Liebe Genossinnen und Genossen,
die Wurzeln des 1. Mai stammen aus den USA. Dieser Tag galt in den USA bis zum Ende des 19. Jahrhunderts als „moving day“, also als Stichtag, zu dem viele Arbeitsverträge endeten oder neu abgeschlossen wurden. Er war oft mit dem Wechsel des Arbeitsplatzes oder des Wohnortes verbunden.
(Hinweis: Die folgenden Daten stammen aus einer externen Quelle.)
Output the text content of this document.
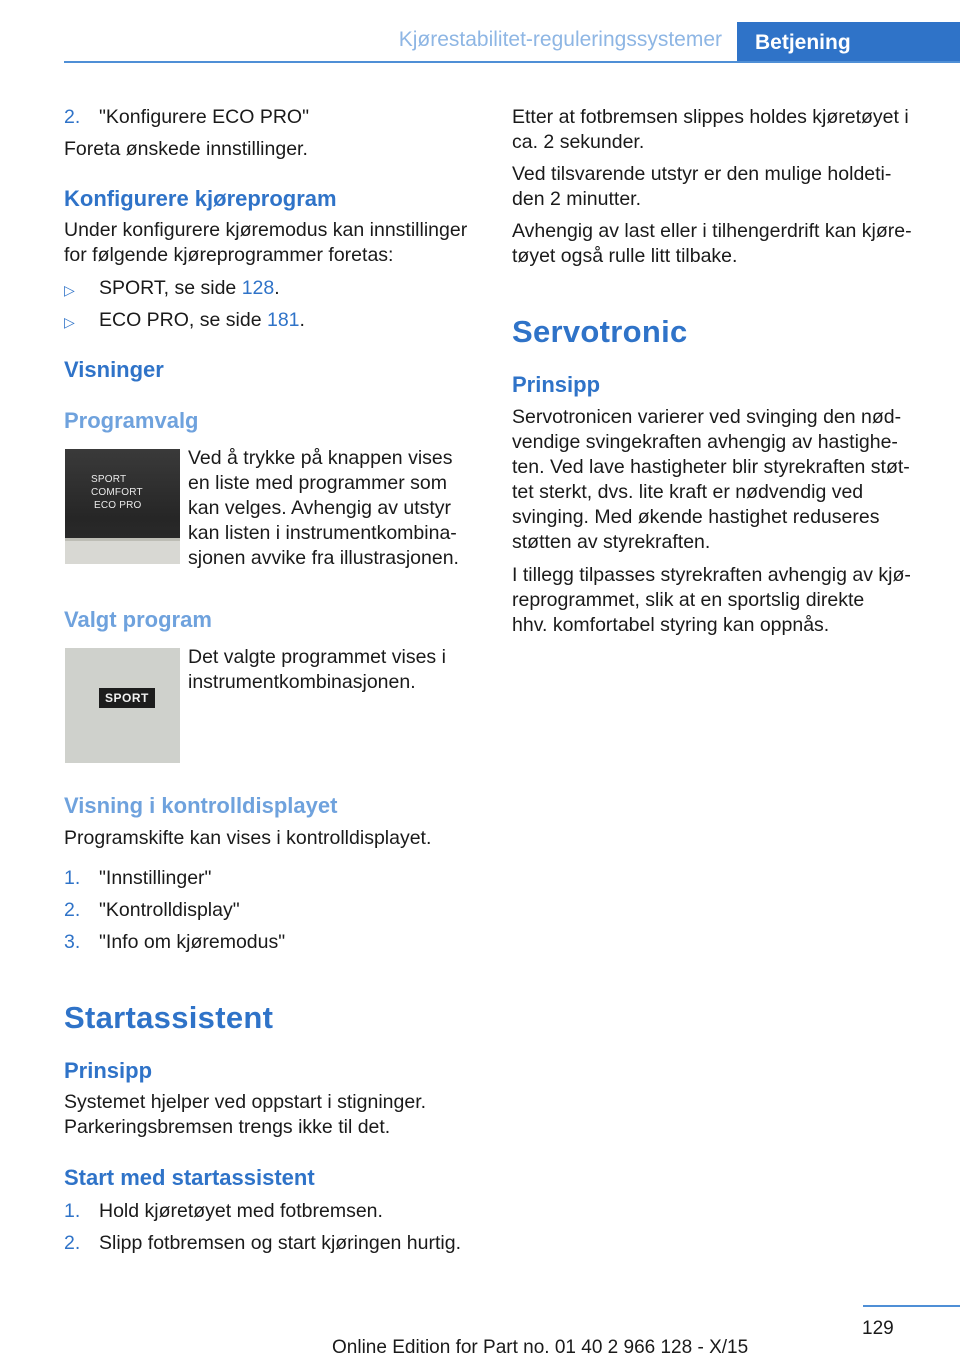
Kjørestabilitet-reguleringssystemer	Betjening
2. "Konfigurere ECO PRO"

Foreta ønskede innstillinger.

Konfigurere kjøreprogram

Under konfigurere kjøremodus kan innstillinger

for følgende kjøreprogrammer foretas:

▷ SPORT, se side 128.
▷ ECO PRO, se side 181.
Visninger
Programvalg
SPORT
COMFORT
ECO PRO

Ved å trykke på knappen vises

en liste med programmer som

kan velges. Avhengig av utstyr

kan listen i instrumentkombina‐

sjonen avvike fra illustrasjonen.

Valgt program
SPORT

Det valgte programmet vises i

instrumentkombinasjonen.

Visning i kontrolldisplayet

Programskifte kan vises i kontrolldisplayet.

1. "Innstillinger"
2. "Kontrolldisplay"
3. "Info om kjøremodus"
Startassistent
Prinsipp

Systemet hjelper ved oppstart i stigninger.

Parkeringsbremsen trengs ikke til det.

Start med startassistent
1. Hold kjøretøyet med fotbremsen.
2. Slipp fotbremsen og start kjøringen hurtig.

Etter at fotbremsen slippes holdes kjøretøyet i

ca. 2 sekunder.

Ved tilsvarende utstyr er den mulige holdeti‐

den 2 minutter.

Avhengig av last eller i tilhengerdrift kan kjøre‐

tøyet også rulle litt tilbake.

Servotronic
Prinsipp

Servotronicen varierer ved svinging den nød‐

vendige svingekraften avhengig av hastighe‐

ten. Ved lave hastigheter blir styrekraften støt‐

tet sterkt, dvs. lite kraft er nødvendig ved

svinging. Med økende hastighet reduseres

støtten av styrekraften.

I tillegg tilpasses styrekraften avhengig av kjø‐

reprogrammet, slik at en sportslig direkte

hhv. komfortabel styring kan oppnås.

129
Online Edition for Part no. 01 40 2 966 128 - X/15
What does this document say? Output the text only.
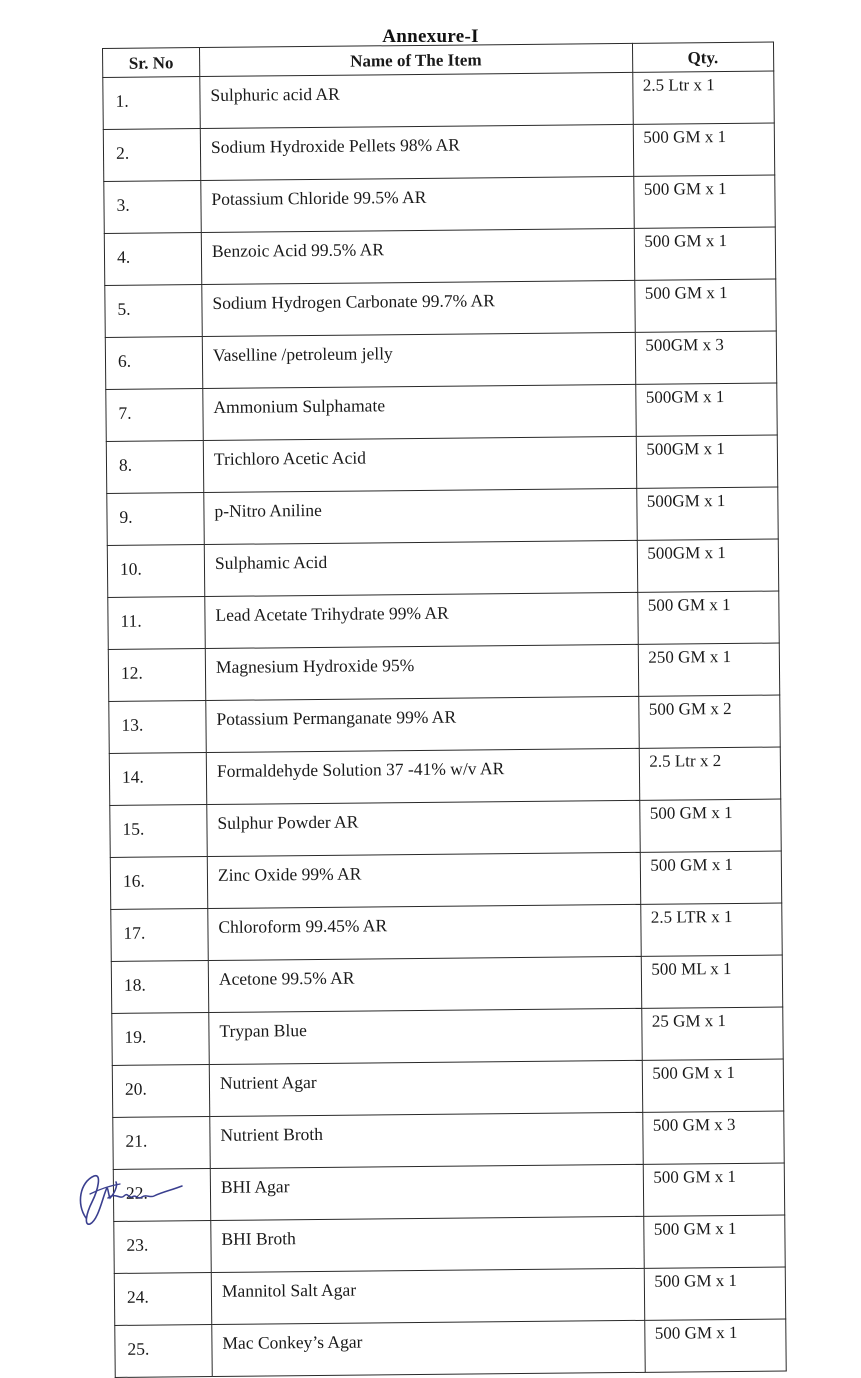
Annexure-I
Sr. No	Name of The Item	Qty.
1.	Sulphuric acid AR	2.5 Ltr x 1
2.	Sodium Hydroxide Pellets 98% AR	500 GM x 1
3.	Potassium Chloride 99.5% AR	500 GM x 1
4.	Benzoic Acid 99.5% AR	500 GM x 1
5.	Sodium Hydrogen Carbonate 99.7% AR	500 GM x 1
6.	Vaselline /petroleum jelly	500GM x 3
7.	Ammonium Sulphamate	500GM x 1
8.	Trichloro Acetic Acid	500GM x 1
9.	p-Nitro Aniline	500GM x 1
10.	Sulphamic Acid	500GM x 1
11.	Lead Acetate Trihydrate 99% AR	500 GM x 1
12.	Magnesium Hydroxide 95%	250 GM x 1
13.	Potassium Permanganate 99% AR	500 GM x 2
14.	Formaldehyde Solution 37 -41% w/v AR	2.5 Ltr x 2
15.	Sulphur Powder AR	500 GM x 1
16.	Zinc Oxide 99% AR	500 GM x 1
17.	Chloroform 99.45% AR	2.5 LTR x 1
18.	Acetone 99.5% AR	500 ML x 1
19.	Trypan Blue	25 GM x 1
20.	Nutrient Agar	500 GM x 1
21.	Nutrient Broth	500 GM x 3
22.	BHI Agar	500 GM x 1
23.	BHI Broth	500 GM x 1
24.	Mannitol Salt Agar	500 GM x 1
25.	Mac Conkey’s Agar	500 GM x 1
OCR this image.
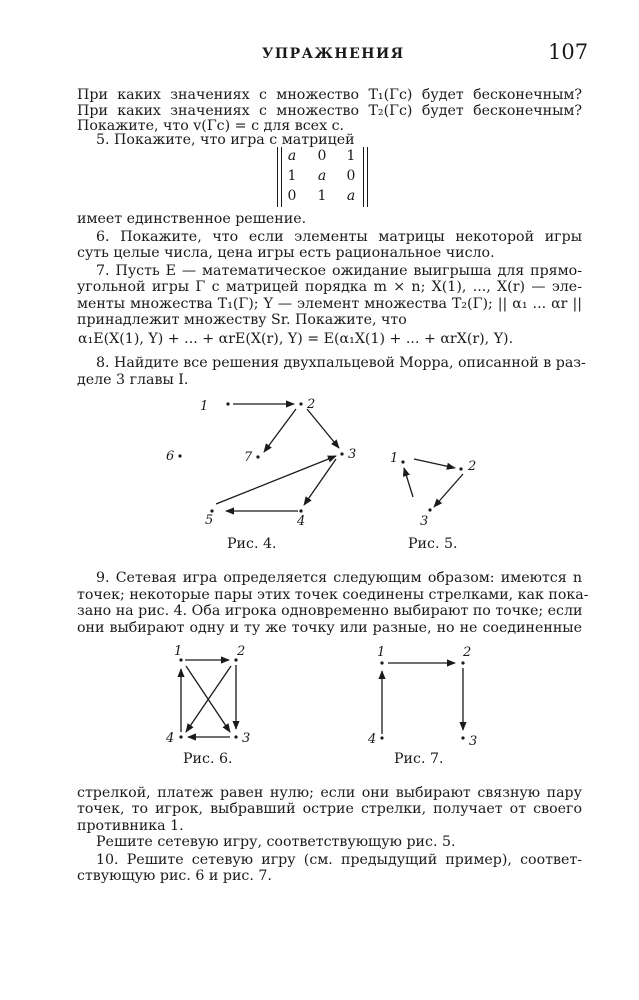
УПРАЖНЕНИЯ	107
При каких значениях c множество T₁(Γc) будет бесконечным?
При каких значениях c множество T₂(Γc) будет бесконечным?
Покажите, что v(Γc) = c для всех c.
5. Покажите, что игра с матрицей
a 0 1
1 a 0
0 1 a
имеет единственное решение.
6. Покажите, что если элементы матрицы некоторой игры
суть целые числа, цена игры есть рациональное число.
7. Пусть E — математическое ожидание выигрыша для прямо-
угольной игры Γ с матрицей порядка m × n; X(1), ..., X(r) — эле-
менты множества T₁(Γ); Y — элемент множества T₂(Γ); || α₁ ... αr ||
принадлежит множеству Sr. Покажите, что
α₁E(X(1), Y) + ... + αrE(X(r), Y) = E(α₁X(1) + ... + αrX(r), Y).
8. Найдите все решения двухпальцевой Морра, описанной в раз-
деле 3 главы I.
Рис. 4.	Рис. 5.
9. Сетевая игра определяется следующим образом: имеются n
точек; некоторые пары этих точек соединены стрелками, как пока-
зано на рис. 4. Оба игрока одновременно выбирают по точке; если
они выбирают одну и ту же точку или разные, но не соединенные
Рис. 6.	Рис. 7.
стрелкой, платеж равен нулю; если они выбирают связную пару
точек, то игрок, выбравший острие стрелки, получает от своего
противника 1.
Решите сетевую игру, соответствующую рис. 5.
10. Решите сетевую игру (см. предыдущий пример), соответ-
ствующую рис. 6 и рис. 7.
1	2
3
4
5
6	7	1
2
3
1	2
3
4
1	2
3
4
1889, ganze 100 Jahre nach der Französischen Revolution, kamen am 14. Juli 1889 in Paris sozialistische Gewerkschaften und Parteien aus der ganzen Welt zusammen. Sie beschlossen, sich den Plänen des amerikanischen Arbeiterbundes für eine weltweite Demonstration am 1. Mai 1890 anzuschließen. Eine der Kernforderungen war, den Arbeitstag auf acht Stunden festzulegen. Auch wenn es damals zunächst um den 1. Mai 1890 ging – seitdem ist der 1. Mai der zentrale Aktions- und Feiertag der Arbeiterbewegung weltweit.
Dieser kleine geschichtliche Abstecher soll uns als Genossen nochmals vor Augen halten, welche Bedeutung und welchen Stellenwert die Kundgebungen jedes Jahr haben. Lasst uns sichtbar ein Zeichen für gute Bezahlung, familienfreundliche Arbeitszeiten und bessere Arbeitsbedingungen setzen. Daher würde ich mich freuen, wenn wir uns in Sangerhausen ab 10:00 Uhr auf dem Marktplatz zusammenfinden und diesen Tag gemeinsam begehen.
Weitere Kundgebungen finden in Hettstedt (Weidensol) und in Aschersleben (Holzmarkt) jeweils ab 10:00 Uhr statt.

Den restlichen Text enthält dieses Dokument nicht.